WHO recommends BCG vaccination for all infants in high TB-burden countries. The vaccine protects against severe forms of TB in children, particularly TB meningitis and disseminated disease, but provides variable protection against pulmonary TB in adolescents and adults. BCG remains the world’s most widely used vaccine, administered to over 100 million infants annually. For people at high risk with latent TB infection, WHO recommends preventive treatment regimens that reduce disease development risk by 60-90%.

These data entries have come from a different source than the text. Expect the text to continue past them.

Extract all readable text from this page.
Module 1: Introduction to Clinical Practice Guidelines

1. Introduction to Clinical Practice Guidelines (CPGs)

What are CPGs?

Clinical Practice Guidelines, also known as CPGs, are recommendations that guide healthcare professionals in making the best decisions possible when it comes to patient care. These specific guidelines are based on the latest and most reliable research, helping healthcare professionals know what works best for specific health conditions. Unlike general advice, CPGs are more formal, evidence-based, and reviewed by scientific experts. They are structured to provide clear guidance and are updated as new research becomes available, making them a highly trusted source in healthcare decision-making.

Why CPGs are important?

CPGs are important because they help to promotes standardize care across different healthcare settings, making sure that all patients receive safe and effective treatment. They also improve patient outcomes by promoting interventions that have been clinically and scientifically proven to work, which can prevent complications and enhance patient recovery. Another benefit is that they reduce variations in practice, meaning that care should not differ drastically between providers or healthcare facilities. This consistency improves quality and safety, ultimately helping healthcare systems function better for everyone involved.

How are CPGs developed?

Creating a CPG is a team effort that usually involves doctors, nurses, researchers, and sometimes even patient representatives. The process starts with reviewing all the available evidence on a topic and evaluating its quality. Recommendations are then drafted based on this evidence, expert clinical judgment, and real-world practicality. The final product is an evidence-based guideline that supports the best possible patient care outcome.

WHO data shows people living with HIV are 12 times more likely to develop TB disease than HIV-negative individuals. HIV weakens the immune system, making it harder to control TB bacteria. TB is the leading cause of death among people with HIV, causing approximately 150,000 deaths in 2024. HIV and TB form what WHO calls “a lethal combination, each accelerating the other’s progress.” Yet only 61% of HIV-positive people who developed TB received antiretroviral therapy globally in 2024.

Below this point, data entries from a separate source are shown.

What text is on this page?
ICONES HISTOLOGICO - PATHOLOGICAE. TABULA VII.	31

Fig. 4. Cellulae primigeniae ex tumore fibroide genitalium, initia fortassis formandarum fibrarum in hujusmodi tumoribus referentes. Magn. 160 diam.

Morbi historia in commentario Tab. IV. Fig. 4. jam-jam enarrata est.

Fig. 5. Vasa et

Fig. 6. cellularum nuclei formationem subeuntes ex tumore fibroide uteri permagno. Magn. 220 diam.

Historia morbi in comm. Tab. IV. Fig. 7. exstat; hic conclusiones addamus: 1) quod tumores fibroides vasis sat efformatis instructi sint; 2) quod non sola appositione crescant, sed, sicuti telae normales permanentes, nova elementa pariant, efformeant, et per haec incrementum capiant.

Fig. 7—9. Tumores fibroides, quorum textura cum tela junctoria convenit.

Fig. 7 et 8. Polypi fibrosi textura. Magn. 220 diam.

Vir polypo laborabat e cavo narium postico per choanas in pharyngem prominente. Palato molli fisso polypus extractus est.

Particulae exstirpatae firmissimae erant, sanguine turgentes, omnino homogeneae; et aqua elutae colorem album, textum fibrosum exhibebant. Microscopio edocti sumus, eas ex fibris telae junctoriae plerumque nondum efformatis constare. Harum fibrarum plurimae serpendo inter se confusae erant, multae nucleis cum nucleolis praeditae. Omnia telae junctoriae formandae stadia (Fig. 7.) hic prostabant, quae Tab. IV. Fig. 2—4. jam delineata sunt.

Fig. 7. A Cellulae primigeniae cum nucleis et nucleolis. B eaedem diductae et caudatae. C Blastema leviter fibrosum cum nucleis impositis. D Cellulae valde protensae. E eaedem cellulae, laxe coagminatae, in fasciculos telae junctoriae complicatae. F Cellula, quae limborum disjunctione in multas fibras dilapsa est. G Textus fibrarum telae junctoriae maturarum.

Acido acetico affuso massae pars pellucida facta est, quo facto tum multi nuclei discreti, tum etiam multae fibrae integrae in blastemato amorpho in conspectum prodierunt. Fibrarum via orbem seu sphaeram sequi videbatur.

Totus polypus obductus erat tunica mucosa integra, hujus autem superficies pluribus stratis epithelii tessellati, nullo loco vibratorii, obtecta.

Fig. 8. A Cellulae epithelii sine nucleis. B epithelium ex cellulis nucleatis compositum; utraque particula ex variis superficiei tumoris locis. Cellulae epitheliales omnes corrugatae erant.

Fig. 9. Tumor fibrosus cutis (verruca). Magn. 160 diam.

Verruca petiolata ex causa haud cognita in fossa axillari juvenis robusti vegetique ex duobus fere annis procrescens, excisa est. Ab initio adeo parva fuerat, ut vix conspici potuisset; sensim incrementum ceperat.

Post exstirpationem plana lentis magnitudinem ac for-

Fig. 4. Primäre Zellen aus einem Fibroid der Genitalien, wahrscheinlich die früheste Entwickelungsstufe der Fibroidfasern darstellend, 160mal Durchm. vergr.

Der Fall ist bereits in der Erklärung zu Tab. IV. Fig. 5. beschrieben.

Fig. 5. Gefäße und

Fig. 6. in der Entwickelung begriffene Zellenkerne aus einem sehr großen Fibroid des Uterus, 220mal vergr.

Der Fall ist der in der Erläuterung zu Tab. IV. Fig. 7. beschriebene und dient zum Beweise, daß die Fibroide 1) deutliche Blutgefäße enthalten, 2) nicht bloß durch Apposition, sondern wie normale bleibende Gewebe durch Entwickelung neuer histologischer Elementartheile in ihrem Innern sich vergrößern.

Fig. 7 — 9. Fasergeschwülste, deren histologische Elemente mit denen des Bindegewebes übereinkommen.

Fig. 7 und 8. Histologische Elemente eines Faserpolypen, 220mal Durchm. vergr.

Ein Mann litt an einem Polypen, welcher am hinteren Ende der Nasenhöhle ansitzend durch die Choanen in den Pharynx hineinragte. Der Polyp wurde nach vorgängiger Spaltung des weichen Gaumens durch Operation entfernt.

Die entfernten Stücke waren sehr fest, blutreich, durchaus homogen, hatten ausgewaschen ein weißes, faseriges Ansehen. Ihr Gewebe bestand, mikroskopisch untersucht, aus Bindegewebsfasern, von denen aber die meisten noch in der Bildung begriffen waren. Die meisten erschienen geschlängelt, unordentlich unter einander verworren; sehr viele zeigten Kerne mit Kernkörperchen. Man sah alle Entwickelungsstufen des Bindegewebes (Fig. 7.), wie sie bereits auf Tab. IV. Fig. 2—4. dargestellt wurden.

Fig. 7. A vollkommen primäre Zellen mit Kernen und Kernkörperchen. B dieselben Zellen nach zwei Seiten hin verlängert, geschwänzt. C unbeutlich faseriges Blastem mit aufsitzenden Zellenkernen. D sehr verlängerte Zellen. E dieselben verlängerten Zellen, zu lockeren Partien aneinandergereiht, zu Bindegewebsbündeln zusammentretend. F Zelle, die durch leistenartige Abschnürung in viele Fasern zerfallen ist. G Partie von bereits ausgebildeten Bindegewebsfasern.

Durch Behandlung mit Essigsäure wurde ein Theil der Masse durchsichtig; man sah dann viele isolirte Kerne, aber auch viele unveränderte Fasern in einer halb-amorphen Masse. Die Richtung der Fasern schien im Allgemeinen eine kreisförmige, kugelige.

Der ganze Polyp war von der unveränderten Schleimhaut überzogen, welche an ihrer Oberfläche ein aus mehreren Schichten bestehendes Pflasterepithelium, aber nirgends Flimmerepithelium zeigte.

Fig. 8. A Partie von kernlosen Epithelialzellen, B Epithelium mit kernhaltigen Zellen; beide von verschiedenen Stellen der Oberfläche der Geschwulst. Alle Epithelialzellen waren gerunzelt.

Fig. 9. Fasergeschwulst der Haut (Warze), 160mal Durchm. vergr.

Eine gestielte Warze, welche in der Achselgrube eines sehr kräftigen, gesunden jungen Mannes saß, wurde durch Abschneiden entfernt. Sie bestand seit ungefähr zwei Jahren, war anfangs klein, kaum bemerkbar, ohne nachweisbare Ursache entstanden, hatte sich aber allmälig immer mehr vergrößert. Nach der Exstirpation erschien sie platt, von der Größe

According to WHO, TB is both preventable and curable. Most people with drug-susceptible TB are cured by a 6-month treatment regimen comprising four first-line drugs when provided with adequate support. For drug-resistant TB, WHO’s 2022 guidelines prioritized a 6-month all-oral BPaLM regimen offering better outcomes than previous 18-24 month injectable-based regimens. Global efforts to combat TB have saved an estimated 83 million lives since 2000. However, treatment success requires completion of the full regimen under supervision, and access gaps mean many who need treatment don’t receive it.
Sources
- World Health Organization. (2025). Tuberculosis (TB) Fact Sheet. https://www.who.int/news-room/fact-sheets/detail/tuberculosis
- World Health Organization. (2025). Global Tuberculosis Report 2025. https://www.who.int/teams/global-programme-on-tuberculosis-and-lung-health/tb-reports/global-tuberculosis-report-2025
- World Health Organization. (2022). WHO consolidated guidelines on tuberculosis. Module 4: treatment – drug-resistant tuberculosis treatment, 2022 update. https://www.who.int/publications/i/item/9789240063129
- Centers for Disease Control and Prevention. (2025). Reported Tuberculosis in the United States, 2024. https://www.cdc.gov/tb-surveillance-report-2024/index.html
- Centers for Disease Control and Prevention. (2025). Treatment for Drug-Resistant Tuberculosis Disease. https://www.cdc.gov/tb/hcp/treatment/drug-resistant-tuberculosis-disease.html
DISCLAIMER
This article adapts publicly available information from WHO’s Tuberculosis page and related health organizations. This content is for informational and educational purposes only and does not constitute medical advice. ObserverVoice.com is a news and information platform—not a healthcare provider. For medical concerns related to tuberculosis, consult qualified healthcare professionals and follow guidance from local health authorities and TB programs.